Clinical significance and disease spectrum

H. influenzae is a major cause of both invasive and non-invasive disease, with a spectrum that varies by strain type and host age. Invasive Hib disease, now rare in vaccinated populations, classically presented as meningitis, epiglottitis, septic arthritis, and pneumonia in children under five. Non-typeable strains are common causes of localized respiratory infections, including otitis media, sinusitis, and exacerbations of chronic obstructive pulmonary disease in adults. It is also an important agent of conjunctivitis in children and can cause bacteremia, particularly in elderly or immunocompromised individuals. The clinical presentation of Hib meningitis was a major driver for vaccine development in the late 20th century.

Diagnosis and laboratory identification

Diagnosis relies on the isolation and identification of the bacterium from clinical specimens such as cerebrospinal fluid, blood, or sputum. It grows on enriched media like chocolate agar in a 5-10% carbon dioxide atmosphere, showing satelliting around colonies of Staphylococcus aureus on blood agar due to the release of V factor. Definitive identification involves demonstrating the requirement for both X and V factors, often using strips or disks. Serotyping of encapsulated strains is performed using slide agglutination tests with specific antisera. Techniques like polymerase chain reaction and latex agglutination for antigen detection in cerebrospinal fluid are also used, especially for rapid diagnosis of meningitis.

Treatment and prevention

Empiric treatment for serious invasive disease typically involves a third-generation cephalosporin such as ceftriaxone or cefotaxime, due to widespread ampicillin resistance from beta-lactamase production. For non-invasive infections like otitis media, amoxicillin-clavulanate or advanced macrolide antibiotics may be used. The cornerstone of prevention is vaccination with the Hib conjugate vaccine, which has dramatically reduced the incidence of invasive Hib disease since its introduction. This vaccine, developed through work at institutions like the National Institute of Allergy and Infectious Diseases, is part of routine childhood immunization schedules globally, as recommended by the Advisory Committee on Immunization Practices and the World Health Organization.
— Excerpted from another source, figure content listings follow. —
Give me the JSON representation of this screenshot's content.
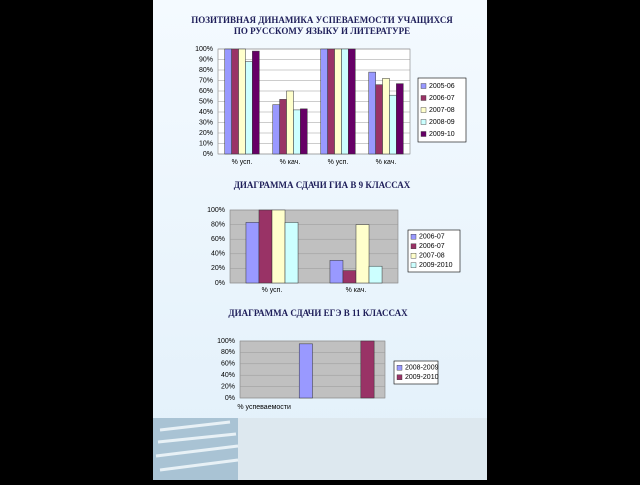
{
  "chart_data": [
    {
      "type": "bar",
      "title": [
        "ПОЗИТИВНАЯ ДИНАМИКА УСПЕВАЕМОСТИ УЧАЩИХСЯ",
        "ПО РУССКОМУ ЯЗЫКУ И ЛИТЕРАТУРЕ"
      ],
      "categories": [
        "% усп.",
        "% кач.",
        "% усп.",
        "% кач."
      ],
      "series": [
        {
          "name": "2005-06",
          "color": "#9999ff",
          "values": [
            100,
            47,
            100,
            78
          ]
        },
        {
          "name": "2006-07",
          "color": "#993366",
          "values": [
            100,
            52,
            100,
            66
          ]
        },
        {
          "name": "2007-08",
          "color": "#ffffcc",
          "values": [
            100,
            60,
            100,
            72
          ]
        },
        {
          "name": "2008-09",
          "color": "#ccffff",
          "values": [
            88,
            42,
            100,
            56
          ]
        },
        {
          "name": "2009-10",
          "color": "#660066",
          "values": [
            98,
            43,
            100,
            67
          ]
        }
      ],
      "ylim": [
        0,
        100
      ],
      "yticks": [
        {
          "value": 0,
          "label": "0%"
        },
        {
          "value": 10,
          "label": "10%"
        },
        {
          "value": 20,
          "label": "20%"
        },
        {
          "value": 30,
          "label": "30%"
        },
        {
          "value": 40,
          "label": "40%"
        },
        {
          "value": 50,
          "label": "50%"
        },
        {
          "value": 60,
          "label": "60%"
        },
        {
          "value": 70,
          "label": "70%"
        },
        {
          "value": 80,
          "label": "80%"
        },
        {
          "value": 90,
          "label": "90%"
        },
        {
          "value": 100,
          "label": "100%"
        }
      ],
      "grid": true
    },
    {
      "type": "bar",
      "title": [
        "ДИАГРАММА СДАЧИ ГИА В 9 КЛАССАХ"
      ],
      "categories": [
        "% усп.",
        "% кач."
      ],
      "series": [
        {
          "name": "2006-07",
          "color": "#9999ff",
          "values": [
            83,
            31
          ]
        },
        {
          "name": "2006-07",
          "color": "#993366",
          "values": [
            100,
            17
          ]
        },
        {
          "name": "2007-08",
          "color": "#ffffcc",
          "values": [
            100,
            80
          ]
        },
        {
          "name": "2009-2010",
          "color": "#ccffff",
          "values": [
            83,
            23
          ]
        }
      ],
      "ylim": [
        0,
        100
      ],
      "yticks": [
        {
          "value": 0,
          "label": "0%"
        },
        {
          "value": 20,
          "label": "20%"
        },
        {
          "value": 40,
          "label": "40%"
        },
        {
          "value": 60,
          "label": "60%"
        },
        {
          "value": 80,
          "label": "80%"
        },
        {
          "value": 100,
          "label": "100%"
        }
      ],
      "grid": true
    },
    {
      "type": "bar",
      "title": [
        "ДИАГРАММА СДАЧИ  ЕГЭ В 11 КЛАССАХ"
      ],
      "categories": [
        "% успеваемости",
        null,
        null
      ],
      "series": [
        {
          "name": "2008-2009",
          "color": "#9999ff",
          "values": [
            0,
            95,
            null
          ]
        },
        {
          "name": "2009-2010",
          "color": "#993366",
          "values": [
            0,
            null,
            100
          ]
        }
      ],
      "ylim": [
        0,
        100
      ],
      "yticks": [
        {
          "value": 0,
          "label": "0%"
        },
        {
          "value": 20,
          "label": "20%"
        },
        {
          "value": 40,
          "label": "40%"
        },
        {
          "value": 60,
          "label": "60%"
        },
        {
          "value": 80,
          "label": "80%"
        },
        {
          "value": 100,
          "label": "100%"
        }
      ],
      "grid": true
    }
  ]
}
Epidemiology and vaccination

Prior to the introduction of effective vaccines in the late 1980s and early 1990s, Hib was a leading cause of bacterial meningitis in children under five worldwide, with high incidence in regions like Sub-Saharan Africa and among certain populations like the Navajo Nation. The Hib conjugate vaccine, introduced in the United States in 1987, has reduced the incidence of invasive Hib disease by over 99% in vaccinated populations. Current epidemiology shows a shift; non-typeable strains now cause a greater proportion of H. influenzae disease, particularly in adults. Global vaccination efforts are coordinated by entities like the World Health Organization and the Gavi, the Vaccine Alliance, though vaccine coverage remains variable in some developing countries.